MARCONI – THE SCIENTIST WHO GAVE VOICE TO THE AIR

Hats off to Marconi, the scientist and inventor of Wireless Radio which had saved 705 lives when the ship, Luxury Liner, Titanic sank in 1912.

As majestic as it was named, the prestigious British ship Titanic, weighing 46,328 tons and measuring 882 feet from stem to stern, during her maiden voyage over the second biggest ocean, Atlantic, rammed against an ice berg and sank! There were about 2000 passengers on board. Death was certain to everyone. But then it was the Wireless Radio on the ship that sent an SOS message through a Wireless Radio brought a rescue ship, Carpathia on the scene that saved as many as 705 people!

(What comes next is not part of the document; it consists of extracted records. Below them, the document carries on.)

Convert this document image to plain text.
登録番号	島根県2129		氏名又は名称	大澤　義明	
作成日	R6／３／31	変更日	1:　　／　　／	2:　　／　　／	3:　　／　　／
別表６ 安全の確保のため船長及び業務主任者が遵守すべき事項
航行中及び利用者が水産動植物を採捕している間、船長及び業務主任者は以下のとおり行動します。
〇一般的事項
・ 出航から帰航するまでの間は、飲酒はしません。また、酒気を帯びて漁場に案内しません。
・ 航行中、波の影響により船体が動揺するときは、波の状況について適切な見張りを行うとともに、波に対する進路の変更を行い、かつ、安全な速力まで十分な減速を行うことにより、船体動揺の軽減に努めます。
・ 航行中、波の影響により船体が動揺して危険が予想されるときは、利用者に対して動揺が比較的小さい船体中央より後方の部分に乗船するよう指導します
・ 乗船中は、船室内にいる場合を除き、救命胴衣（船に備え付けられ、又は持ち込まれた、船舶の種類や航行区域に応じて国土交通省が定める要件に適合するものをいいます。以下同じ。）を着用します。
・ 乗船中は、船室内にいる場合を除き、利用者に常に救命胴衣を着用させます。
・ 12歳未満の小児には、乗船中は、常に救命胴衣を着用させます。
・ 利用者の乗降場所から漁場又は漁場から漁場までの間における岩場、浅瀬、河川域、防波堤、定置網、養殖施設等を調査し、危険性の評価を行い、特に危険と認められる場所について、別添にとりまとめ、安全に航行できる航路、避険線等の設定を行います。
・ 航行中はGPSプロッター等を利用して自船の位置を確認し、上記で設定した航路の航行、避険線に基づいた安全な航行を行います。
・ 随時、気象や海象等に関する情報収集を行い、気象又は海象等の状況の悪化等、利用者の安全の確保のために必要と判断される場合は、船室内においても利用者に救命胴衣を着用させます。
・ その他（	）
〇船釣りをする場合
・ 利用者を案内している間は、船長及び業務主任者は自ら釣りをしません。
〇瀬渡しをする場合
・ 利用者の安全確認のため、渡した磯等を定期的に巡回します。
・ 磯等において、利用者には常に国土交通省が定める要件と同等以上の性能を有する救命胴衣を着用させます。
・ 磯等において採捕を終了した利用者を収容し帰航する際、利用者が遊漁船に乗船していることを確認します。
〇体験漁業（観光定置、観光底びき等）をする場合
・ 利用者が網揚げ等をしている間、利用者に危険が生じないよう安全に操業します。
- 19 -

Just what is a Wireless Radio? Who invented it and when?

It was Guglielmo Marconi, an Italian Scientist who invented it in the year 1895. He was born in Bologna, on April 24, 1874 to wealthy parents. Well educated, he had shown great interest in Physics and Electricity. Once, when he was holidaying in the Alps Mountain he stumbled on to a journal that said electricity and magnetic energy could travel in waves in the air.

He shut himself in his lab and he went on to work unceasingly for day and night. Skipped meals and missed sleep became part of his life! His ceaseless efforts rewarded. First he set a bell in the ground floor and from the third floor above where he had set up his lab; he pressed a button that had no connection to the bell. To his pleasant surprise the bell rang!

That was the beginning of a new chapter in his life. In 1895, Marconi spread his wings. From the lab, he transmitted a Morse Signal to the yonder hill. It worked again. But there already existed the submarine cable connecting across Atlantic. So, there was scant attention given to Marconi’s Wireless Radio. Even the P&T department turned a blind eye to it!

But a relentless Marconi went to London in 1896. There his invention was treated with a velvet glove. Two years later, he had set up his own company there, “Marconi’s Wireless & Signal Company.” The ships and lighthouse installed his radio set.

Encouraged, he gradually increased the range which reached to a distance of 300 km in 1901. The same year, the Navy signed a contract with him. Still working hard, Marconi, assisted by two men, experimented and demonstrated the world that the radio signal which he had sent was received 2, 700 km away across the Atlantic Ocean! This was a greatest triumph!

Still at it, on June 20, 1922 Marconi achieved another feat. This time it was the tiny transmitter. Through this device he sent radio waves as a beam of light. This later became the fathers of the microwave towers that relay TV pictures, ISD phone calls and data in the systems. He began to broadcast in the radio.

Once, in 1920, on board the ship, Elettra they hosted a dance party with the radio transmitting the orchestra playing far off from a London hotel!